Actu
rXML, firewall XML, dédié aux Web Services
octobre 2011 par Marc Jacob
Deny All sécurise et accélère les Web Services depuis de nombreuses années, avec l’extension XML de son produit phare, rWeb. Pour ajuster son offre aux besoins du marché, Deny All propose désormais, avec rXML, une offre 100% dédiée aux Web Services. Ce produit s’appuie sur la même plateforme que les deux autres Web Application Firewall (WAF), rWeb et sProxy. Il bénéfice des nombreuses fonctionnalités de cette plateforme, notamment dans le domaine de l’accélération, de la sécurité Web (black list, scoring list), de la haute disponibilité et des capacités de gestion centralisée.
Il intègre par ailleurs des caractéristiques spécifiques, indispensables pour protéger efficacement les applications SOA :
· Validation du modèle des données : les données transmises par les Web Services sont vérifiées et mises en conformité avec les modèles XML (WSDL, XSD et DTD). En outre, des règles additionnelles peuvent être spécifiées ;
· Validation et transformation XML : pour éviter la fuite de données, les requêtes sont canonisées, les messages d’erreurs effacés, les données sensibles remplacées et la complexité vérifiée (notamment la taille maximale d’un document ou la profondeur maximale de l’arbre) ;
· Black list : des signatures spécifiques aux attaques XML (injections xPath, DoS, etc) combinées aux filtres http génériques assurent un excellent niveau de sécurité face aux attaques ciblant les Web Services ;
· Stateful : le suivi des éléments XML permet d’éviter l’altération des données, que ce soit involontairement par un utilisateur, ou lors de leur transmission, du fait d’un attaquant ;
· Attachements SOAP : ils peuvent être autorisés ou pas, une taille maximale peut être fixée, les pièces jointes textes sont analysées par la Black List XML et le filtre http générique, ainsi que par un anti-virus via le protocole ICAP ;
Listes de contrôle d’accès : elles permettent un contrôle d’accès granulaire aux fonctions des différents Web Services et de limiter les accès UDDI aux services de la registry, en fonction de l’adresse IP source ou des fonctions accédées.
Une solution unique qui se distingue de la concurrence :
Au-delà de ces fonctions, qui en font un produit unique, les principaux avantages concurrentiels de rXML sont les suivants :
rXML se déploie facilement et rapidement, sans impact sur l’architecture applicative existante, il ne nécessite pas d’adaptation particulière et encore moins d’apprentissage.
rXML est un vrai firewall applicatif, qui protège contre les attaques spécifiques aux Web Services, mais également, plus largement, contre les attaques Web connues et inconnues.
rXML permet une montée en charge des applications grâce à un mécanisme de haute disponibilité actif-actif. Plusieurs systèmes rXML peuvent fonctionner en parallèle afin d’assurer la continuité de la sécurité applicative, y compris en cas de panne.
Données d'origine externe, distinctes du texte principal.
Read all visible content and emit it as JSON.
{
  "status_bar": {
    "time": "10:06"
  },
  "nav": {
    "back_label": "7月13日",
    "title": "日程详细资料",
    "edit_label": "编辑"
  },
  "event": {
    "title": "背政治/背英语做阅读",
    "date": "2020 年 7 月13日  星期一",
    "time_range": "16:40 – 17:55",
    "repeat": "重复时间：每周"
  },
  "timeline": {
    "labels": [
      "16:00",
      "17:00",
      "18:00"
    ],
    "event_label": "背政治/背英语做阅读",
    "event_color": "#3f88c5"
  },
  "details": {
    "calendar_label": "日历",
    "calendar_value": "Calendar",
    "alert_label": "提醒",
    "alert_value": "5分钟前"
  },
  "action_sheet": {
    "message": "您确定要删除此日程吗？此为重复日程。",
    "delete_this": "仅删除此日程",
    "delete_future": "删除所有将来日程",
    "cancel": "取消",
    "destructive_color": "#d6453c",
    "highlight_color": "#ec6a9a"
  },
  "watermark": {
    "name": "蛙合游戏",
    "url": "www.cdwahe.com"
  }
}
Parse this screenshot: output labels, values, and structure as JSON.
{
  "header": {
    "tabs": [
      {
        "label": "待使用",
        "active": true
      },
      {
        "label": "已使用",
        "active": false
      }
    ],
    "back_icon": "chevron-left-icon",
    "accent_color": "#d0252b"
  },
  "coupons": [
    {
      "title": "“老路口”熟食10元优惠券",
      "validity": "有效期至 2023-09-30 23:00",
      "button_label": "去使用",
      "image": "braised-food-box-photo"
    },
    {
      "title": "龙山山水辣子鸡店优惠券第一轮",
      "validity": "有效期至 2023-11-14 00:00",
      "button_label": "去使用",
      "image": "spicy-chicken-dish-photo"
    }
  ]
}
rXML offre des possibilités uniques en terme d’évolutivité : pour répondre aux besoins de sécurisation des applications les plus sensibles, une simple clé de license permet de lui ajouter les fonctions de sécurité Web avancées de rWeb, telles que la White List, l’analyse comportementale (UBT) et l’option Client Sanitization.
Avec la mise sur le marché de rXML, Deny All prouve sa capacité à s’adapter aux besoins des entreprises. Aujourd’hui, les problématiques liées à la sécurisation des applications modernes trouvent une réponse adaptée parmi l’offre de Deny All, qui s’articule désormais autour des trois parefeux applicatifs suivants :
sProxy, un WAF “plug and play”, plus particulièrement adapté aux besoins des PME,
rWeb, le WAF de nouvelle génération, pour sécuriser les applications les plus critiques,
rXML, un firewall dédié aux Web Services.